Für den obersten Podestplatz qualifizierte sich, mit einer Differenz von 1/100 Sek., Herbert Hofmann, der Kfz-Meister aus Haag. Herbert war ausnahmsweise nicht auf dem laubfroschgrünen Kadett C, sondern dem Kadett E Cabrio unterwegs. Aber auch die mehr als doppelte Leistung seines Untersatzes brachte ihn nicht von seinem Leitspruch (und auch dem Leitspruch des römischen Kaiser Augustus 😉)“Festina lente!“ (übersetzt: Eile mit Weile!) ab. Augustus eroberte vor 2000 Jahren das nördliche Spanien und den Alpenraum, Herbert heuer das OSCO-Podium. Man sieht, mit dem richtigen Leitspruch kann man alles erreichen!
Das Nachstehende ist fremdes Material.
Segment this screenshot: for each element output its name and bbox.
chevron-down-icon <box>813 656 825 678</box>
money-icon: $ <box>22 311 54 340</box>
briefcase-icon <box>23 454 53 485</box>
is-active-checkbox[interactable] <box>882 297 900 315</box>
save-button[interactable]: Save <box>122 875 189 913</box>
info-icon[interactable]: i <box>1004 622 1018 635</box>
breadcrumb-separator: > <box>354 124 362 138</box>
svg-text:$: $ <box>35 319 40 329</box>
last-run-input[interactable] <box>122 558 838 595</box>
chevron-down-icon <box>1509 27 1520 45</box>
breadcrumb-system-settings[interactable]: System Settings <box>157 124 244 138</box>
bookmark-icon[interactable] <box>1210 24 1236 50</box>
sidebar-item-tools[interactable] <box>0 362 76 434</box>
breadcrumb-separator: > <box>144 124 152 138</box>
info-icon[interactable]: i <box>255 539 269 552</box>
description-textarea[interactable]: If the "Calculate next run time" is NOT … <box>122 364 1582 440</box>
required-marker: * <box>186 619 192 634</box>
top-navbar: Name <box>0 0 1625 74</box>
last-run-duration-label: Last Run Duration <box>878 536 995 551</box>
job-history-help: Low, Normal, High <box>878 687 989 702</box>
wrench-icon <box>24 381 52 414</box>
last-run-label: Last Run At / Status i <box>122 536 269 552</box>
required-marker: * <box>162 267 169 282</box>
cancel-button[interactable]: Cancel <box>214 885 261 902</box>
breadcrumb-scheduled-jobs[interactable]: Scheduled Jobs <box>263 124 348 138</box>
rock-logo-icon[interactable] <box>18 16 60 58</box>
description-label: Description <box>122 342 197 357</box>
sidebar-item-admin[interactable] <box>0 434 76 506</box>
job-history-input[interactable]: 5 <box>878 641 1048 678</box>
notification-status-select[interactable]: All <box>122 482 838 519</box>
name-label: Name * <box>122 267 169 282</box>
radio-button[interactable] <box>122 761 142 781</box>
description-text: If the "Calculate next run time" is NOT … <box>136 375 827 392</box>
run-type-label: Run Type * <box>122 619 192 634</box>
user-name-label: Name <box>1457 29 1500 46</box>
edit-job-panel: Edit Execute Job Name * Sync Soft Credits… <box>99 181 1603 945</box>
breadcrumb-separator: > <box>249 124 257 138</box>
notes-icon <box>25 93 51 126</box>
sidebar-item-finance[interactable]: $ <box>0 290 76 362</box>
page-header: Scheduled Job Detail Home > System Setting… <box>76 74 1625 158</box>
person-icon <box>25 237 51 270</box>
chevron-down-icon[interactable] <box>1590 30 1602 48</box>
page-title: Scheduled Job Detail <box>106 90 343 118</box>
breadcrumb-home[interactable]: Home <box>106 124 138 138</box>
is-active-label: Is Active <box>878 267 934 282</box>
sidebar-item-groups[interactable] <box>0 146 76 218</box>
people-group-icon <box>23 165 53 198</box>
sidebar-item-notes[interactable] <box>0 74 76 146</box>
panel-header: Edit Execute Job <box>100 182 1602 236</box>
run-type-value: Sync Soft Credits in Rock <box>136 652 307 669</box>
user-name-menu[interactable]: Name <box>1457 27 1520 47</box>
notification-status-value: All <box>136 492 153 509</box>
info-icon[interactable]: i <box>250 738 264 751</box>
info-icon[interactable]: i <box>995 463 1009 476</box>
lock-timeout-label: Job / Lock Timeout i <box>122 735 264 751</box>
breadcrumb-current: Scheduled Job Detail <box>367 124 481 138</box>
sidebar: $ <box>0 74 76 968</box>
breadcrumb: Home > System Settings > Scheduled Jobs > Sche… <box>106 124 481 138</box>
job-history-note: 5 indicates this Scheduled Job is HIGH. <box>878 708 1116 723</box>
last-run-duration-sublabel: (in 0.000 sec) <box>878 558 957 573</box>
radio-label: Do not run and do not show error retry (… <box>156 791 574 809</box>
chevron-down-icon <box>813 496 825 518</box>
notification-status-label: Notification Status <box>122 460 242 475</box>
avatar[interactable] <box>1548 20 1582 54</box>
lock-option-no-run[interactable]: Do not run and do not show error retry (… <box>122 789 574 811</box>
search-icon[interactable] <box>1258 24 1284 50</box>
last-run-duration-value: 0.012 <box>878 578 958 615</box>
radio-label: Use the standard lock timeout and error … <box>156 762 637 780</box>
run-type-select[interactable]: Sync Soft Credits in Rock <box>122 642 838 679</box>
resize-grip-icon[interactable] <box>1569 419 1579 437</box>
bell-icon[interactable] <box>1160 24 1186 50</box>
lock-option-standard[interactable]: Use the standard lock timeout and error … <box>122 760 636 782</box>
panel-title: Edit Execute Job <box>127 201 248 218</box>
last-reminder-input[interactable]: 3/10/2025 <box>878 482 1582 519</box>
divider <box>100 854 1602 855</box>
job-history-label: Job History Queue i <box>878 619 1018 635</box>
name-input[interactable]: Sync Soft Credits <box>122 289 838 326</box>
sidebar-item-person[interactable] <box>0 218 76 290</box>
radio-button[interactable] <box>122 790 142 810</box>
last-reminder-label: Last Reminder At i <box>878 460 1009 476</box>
Bei den „Gaststartern“ war als einziger Teilnehmer Louis Sollfrank, der Vierte des Saisonauftakts, am Start. Mit 18/100 Differenz holte er sich die Punkte für einen Gesamt 6. Platz und damit die vorläufige Tabellenführung bei den „Gaststartern“.
Die OSCO Tabelle führen nach dem zweiten Meisterschaftslauf Christian Gebelein, vor Reinhard Bayer und Altmeister Manfred Keller an.